Ночью, взбудораженный и озабоченный, Чертков долго ворочался в постели, не находя себе места, то воспаряя до облаков известности, то падая в гулкую пропасть поденной пачкотни, но внезапно забылся сном и видит, что он, Чертков, ходит туда-сюда по комнате, а везде одно и то же. Вот — мольберт о трех ногах, закрытый целомудренной газетой прошлогоднего значения, сдергивает газету — и на пустом холсте, посередине — пронзительные глаза. Отвернулся, взял для отвлечения книгу с полки, пролистнул веером страницы — с каждой смотрели глаза из-под черных, как тараканы, бровей. Куда-то побежал, ощущая во рту противный оловянный привкус, на ходу открывая мятую пачку сигарет: на дне пачки лежали глаза с шевелящимися зрачками. Соседка по квартире, Марья Федоровна Челдонкина, пенсионерка по призванию, сказала, пока он пил воду из стакана, который дрожал в руке: «Что-то у вас глаза мутные, усталые?» Кошка лениво вылезла из-под стола и, прогнувшись эстакадой, посмотрела на него с укоризной. Когда открывал дверь в свою комнату, петли, которые уже давно пора смазать, ржаво проскрипели: «Как вы смеете смотреть на голую женщину, глаза б мои вас не видели!» А когда он наконец лег, точно провалившись в выемку продавленной тахты, со дна души взглянули на него глаза старинного приятеля, с коим еще в стародавнее время ходил рисовать гипсовые груши в студию, что на канале Грибоедова, моргнули несколько раз и превратились в медные двухкопеечные монеты с зеленоватым налетом…

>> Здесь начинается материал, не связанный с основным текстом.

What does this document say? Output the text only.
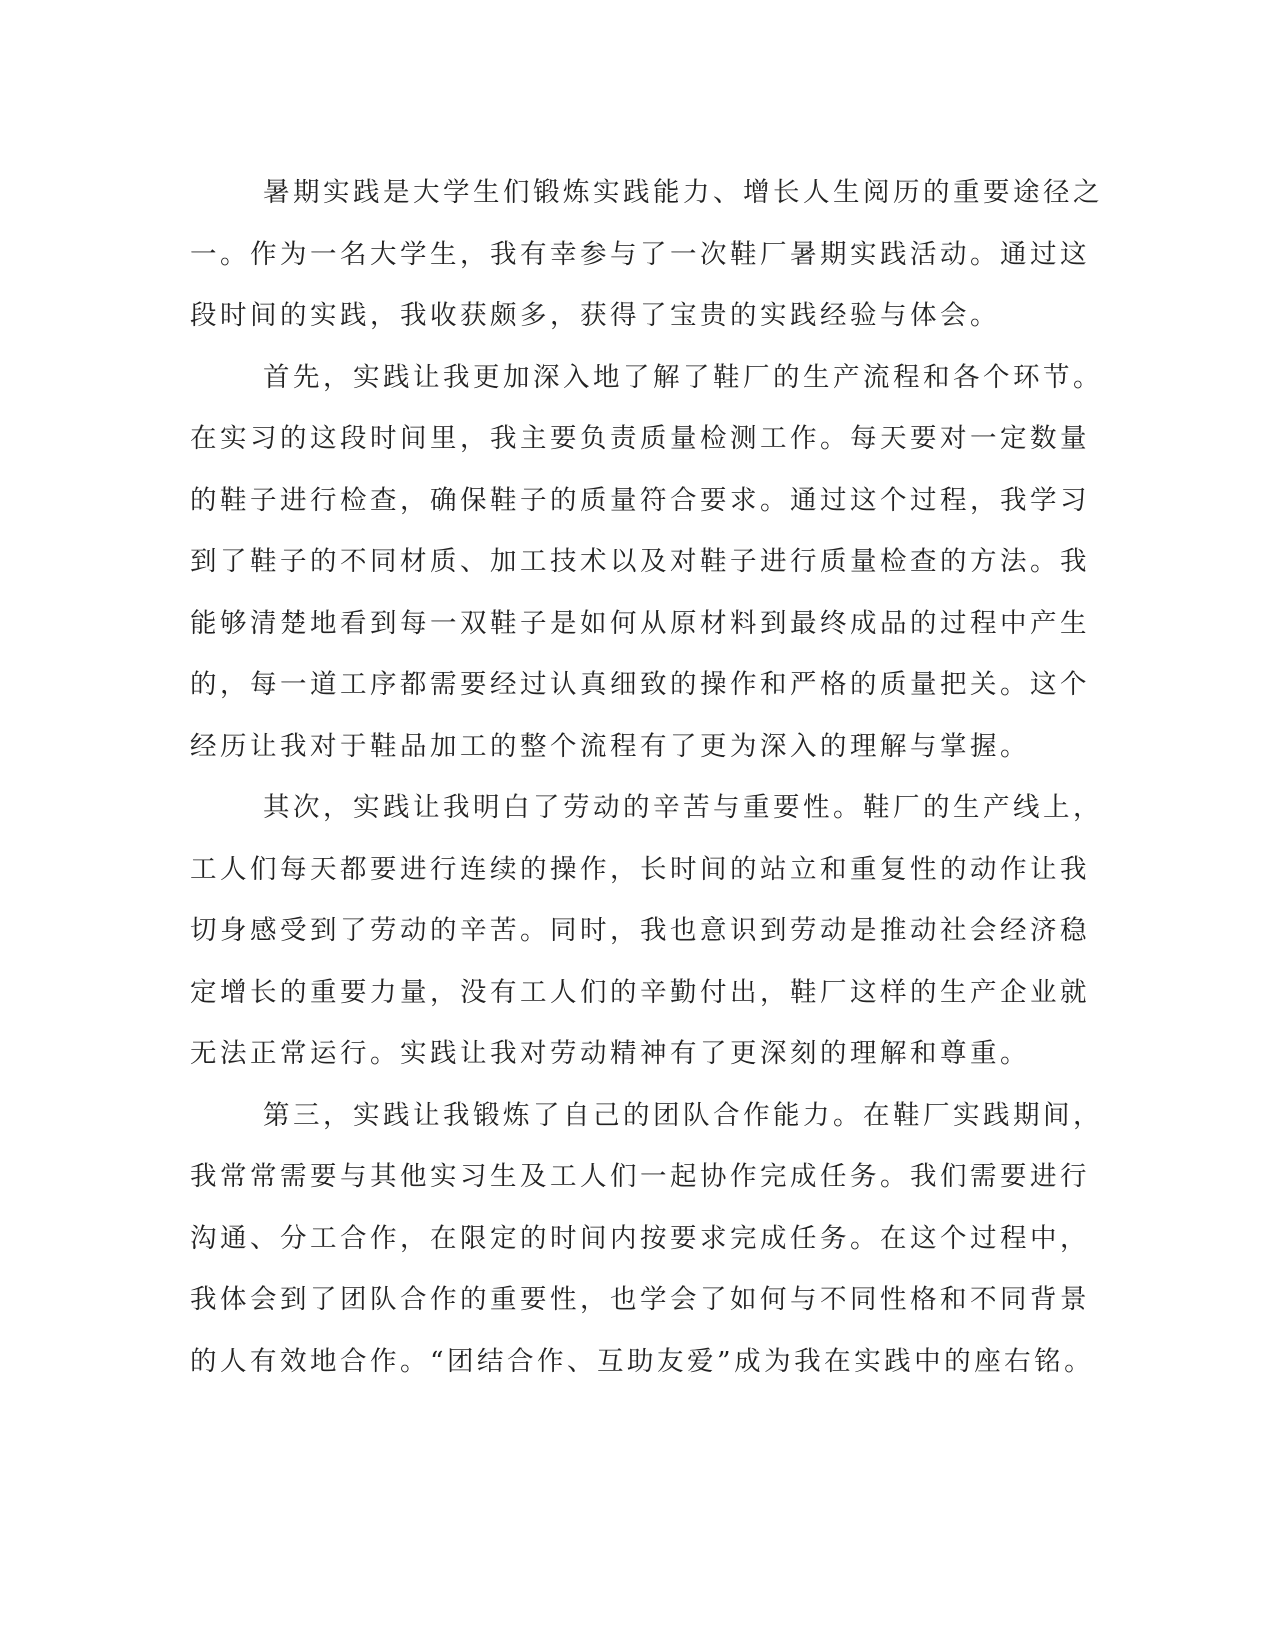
暑期实践是大学生们锻炼实践能力、增长人生阅历的重要途径之
一。作为一名大学生，我有幸参与了一次鞋厂暑期实践活动。通过这
段时间的实践，我收获颇多，获得了宝贵的实践经验与体会。
首先，实践让我更加深入地了解了鞋厂的生产流程和各个环节。
在实习的这段时间里，我主要负责质量检测工作。每天要对一定数量
的鞋子进行检查，确保鞋子的质量符合要求。通过这个过程，我学习
到了鞋子的不同材质、加工技术以及对鞋子进行质量检查的方法。我
能够清楚地看到每一双鞋子是如何从原材料到最终成品的过程中产生
的，每一道工序都需要经过认真细致的操作和严格的质量把关。这个
经历让我对于鞋品加工的整个流程有了更为深入的理解与掌握。
其次，实践让我明白了劳动的辛苦与重要性。鞋厂的生产线上，
工人们每天都要进行连续的操作，长时间的站立和重复性的动作让我
切身感受到了劳动的辛苦。同时，我也意识到劳动是推动社会经济稳
定增长的重要力量，没有工人们的辛勤付出，鞋厂这样的生产企业就
无法正常运行。实践让我对劳动精神有了更深刻的理解和尊重。
第三，实践让我锻炼了自己的团队合作能力。在鞋厂实践期间，
我常常需要与其他实习生及工人们一起协作完成任务。我们需要进行
沟通、分工合作，在限定的时间内按要求完成任务。在这个过程中，
我体会到了团队合作的重要性，也学会了如何与不同性格和不同背景
的人有效地合作。“团结合作、互助友爱”成为我在实践中的座右铭。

Утром тень несчастного Черткова поехала на троллейбусе в известное место в центре города и подала известное заявление в ОВИР.
Что еще странно: от всех новаторов теперь пахнет не свежей типографской краской, а музеем. Как никогда раньше, поэт сейчас двуликий Янус: до слез в глазах всматривается он вперед и одновременно назад, словно не решил — в какую сторону времени лучше двигаться. Только если некогда музей был стоящей на цыпочках тишиной и покоем, пронизанным светом, с домашними запахами старого дерева и штукатурки, то теперь это — тапочная система с тесемками, как на госпитальной рубахе, и клеймом на груди, коммунальные пересуды и культпоход.

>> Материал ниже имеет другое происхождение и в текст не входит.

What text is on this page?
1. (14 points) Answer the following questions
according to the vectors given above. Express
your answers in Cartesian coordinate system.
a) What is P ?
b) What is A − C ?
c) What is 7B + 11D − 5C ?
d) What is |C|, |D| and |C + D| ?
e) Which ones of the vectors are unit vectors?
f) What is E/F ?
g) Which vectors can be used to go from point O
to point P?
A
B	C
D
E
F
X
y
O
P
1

Литература прошлых столетий всегда мечтала выйти на улицу; наконец она добилась своего: вышла на улицу, прошла по Невскому (или проспекту 25-летия Октября) — на углу Литейного ей наступили на ногу и извинились, на Малой Садовой какой-то пьяный дяденька заехал ей локтем в грудь, а на Большой Морской сделали совсем невозможное предложение. Смутившись, литература побежала обратно, с вечной одышкой взобралась по черной лестнице на свой верхний этаж, зашторила окна, закрылась на ключ и сидит ни жива ни мертва, прислушиваясь к звукам в парадной.
— Тук-тук, это кто к нам пришел? У кого это белая горячечка?